Overview
- Other name(s): Short Line
- Status: Active
- Owner: Canadian Pacific Kansas City
- Locale: Minnesota
- Termini: Minneapolis; Saint Paul;

Service
- Type: Freight, passenger
- Operator(s): Canadian Pacific Kansas City, Amtrak

History
- Completed: 1880

Technical
- Number of tracks: 1–2
- Track gauge: 4 ft 8+1⁄2 in (1,435 mm) standard gauge

= Merriam Park Subdivision =

Rail line in Saint Paul, Minnesota

The Canadian Pacific Kansas City's Merriam Park Subdivision or Merriam Park Sub, also known as the Short Line, is a railway line in Saint Paul, Minnesota. It is run by the Soo Line Railroad, a U.S. in-name-only division of CPKC. It runs from the Saint Paul Yard, also known as the Pigs Eye Yard, westward to the Short Line Bridge over the Mississippi River, where rails continue as part of the Minnesota Commercial Railway. It was named for John L. Merriam, a Minnesota banker and politician. Completed by the Chicago, Milwaukee and St. Paul Railroad in 1880, it shortened the route Milwaukee Road trains took between downtown Saint Paul and downtown Minneapolis. Previous trains would exit Saint Paul and follow the Mississippi River southwest until crossing at Fort Snelling, where they would follow the path of today's Hiawatha Avenue (Minnesota State Highway 55) and the Metro Blue Line toward the Milwaukee Road Depot. Originally built as an interurban route, it was eventually converted for heavy rail traffic because the Twin City Rapid Transit streetcar system had taken over the local transit market.

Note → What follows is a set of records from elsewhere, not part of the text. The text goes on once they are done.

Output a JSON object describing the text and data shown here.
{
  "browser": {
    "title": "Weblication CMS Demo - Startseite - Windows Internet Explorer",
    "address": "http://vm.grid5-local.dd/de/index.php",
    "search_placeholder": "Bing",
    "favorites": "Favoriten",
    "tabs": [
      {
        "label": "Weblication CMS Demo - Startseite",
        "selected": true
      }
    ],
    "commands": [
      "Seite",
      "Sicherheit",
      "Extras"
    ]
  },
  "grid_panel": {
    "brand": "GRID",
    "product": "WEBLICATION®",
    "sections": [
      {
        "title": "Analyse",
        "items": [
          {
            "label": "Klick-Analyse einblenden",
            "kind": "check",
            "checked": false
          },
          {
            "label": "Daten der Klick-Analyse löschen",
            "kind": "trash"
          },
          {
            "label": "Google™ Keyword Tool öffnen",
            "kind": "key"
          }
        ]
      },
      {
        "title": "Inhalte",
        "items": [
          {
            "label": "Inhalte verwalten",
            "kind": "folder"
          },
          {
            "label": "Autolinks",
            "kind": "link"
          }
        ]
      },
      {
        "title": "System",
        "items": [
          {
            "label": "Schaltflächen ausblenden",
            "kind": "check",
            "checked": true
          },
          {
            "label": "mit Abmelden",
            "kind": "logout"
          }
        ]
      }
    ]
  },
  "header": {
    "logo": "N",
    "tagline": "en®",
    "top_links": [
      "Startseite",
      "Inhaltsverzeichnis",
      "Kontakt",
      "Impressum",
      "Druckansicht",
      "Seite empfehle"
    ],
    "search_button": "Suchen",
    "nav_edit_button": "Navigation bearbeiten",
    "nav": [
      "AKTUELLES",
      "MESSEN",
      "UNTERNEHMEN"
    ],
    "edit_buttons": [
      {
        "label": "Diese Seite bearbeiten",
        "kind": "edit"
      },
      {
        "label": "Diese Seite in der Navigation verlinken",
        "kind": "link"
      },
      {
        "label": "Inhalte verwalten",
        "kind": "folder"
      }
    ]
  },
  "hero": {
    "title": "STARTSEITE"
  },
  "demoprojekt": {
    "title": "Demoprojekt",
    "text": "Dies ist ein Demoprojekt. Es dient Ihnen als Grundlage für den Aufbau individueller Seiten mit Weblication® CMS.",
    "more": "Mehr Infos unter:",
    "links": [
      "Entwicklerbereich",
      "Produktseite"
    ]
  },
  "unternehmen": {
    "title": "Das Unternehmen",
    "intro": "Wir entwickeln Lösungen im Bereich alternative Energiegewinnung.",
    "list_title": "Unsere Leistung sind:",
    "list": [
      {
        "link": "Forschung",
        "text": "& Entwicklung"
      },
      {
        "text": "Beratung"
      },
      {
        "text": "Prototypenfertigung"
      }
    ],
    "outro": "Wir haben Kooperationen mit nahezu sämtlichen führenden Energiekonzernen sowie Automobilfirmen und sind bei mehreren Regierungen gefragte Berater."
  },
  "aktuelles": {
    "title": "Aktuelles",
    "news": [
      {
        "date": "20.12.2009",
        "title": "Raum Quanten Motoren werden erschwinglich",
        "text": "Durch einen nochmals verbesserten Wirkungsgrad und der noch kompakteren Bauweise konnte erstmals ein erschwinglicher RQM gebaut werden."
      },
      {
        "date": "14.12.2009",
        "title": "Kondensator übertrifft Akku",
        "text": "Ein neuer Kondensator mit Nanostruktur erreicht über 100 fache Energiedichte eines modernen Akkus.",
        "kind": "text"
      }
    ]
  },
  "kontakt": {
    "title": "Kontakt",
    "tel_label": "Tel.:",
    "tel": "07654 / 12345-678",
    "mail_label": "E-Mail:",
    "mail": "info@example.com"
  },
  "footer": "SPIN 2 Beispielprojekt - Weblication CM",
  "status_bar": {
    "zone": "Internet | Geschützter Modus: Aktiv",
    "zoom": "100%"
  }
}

Passenger trains continued to use the Short Line into Minneapolis until 1971 when the Hiawatha stopped service with the formation of Amtrak. Amtrak's Empire Builder continues to use the eastern portion of this line, but the train exits the subdivision to the north onto Minnesota Commercial Railway trackage to reach the now unused Midway station in Saint Paul. Amtrak returned to using Saint Paul Union Depot in 2014, but continues to route trains in the same way.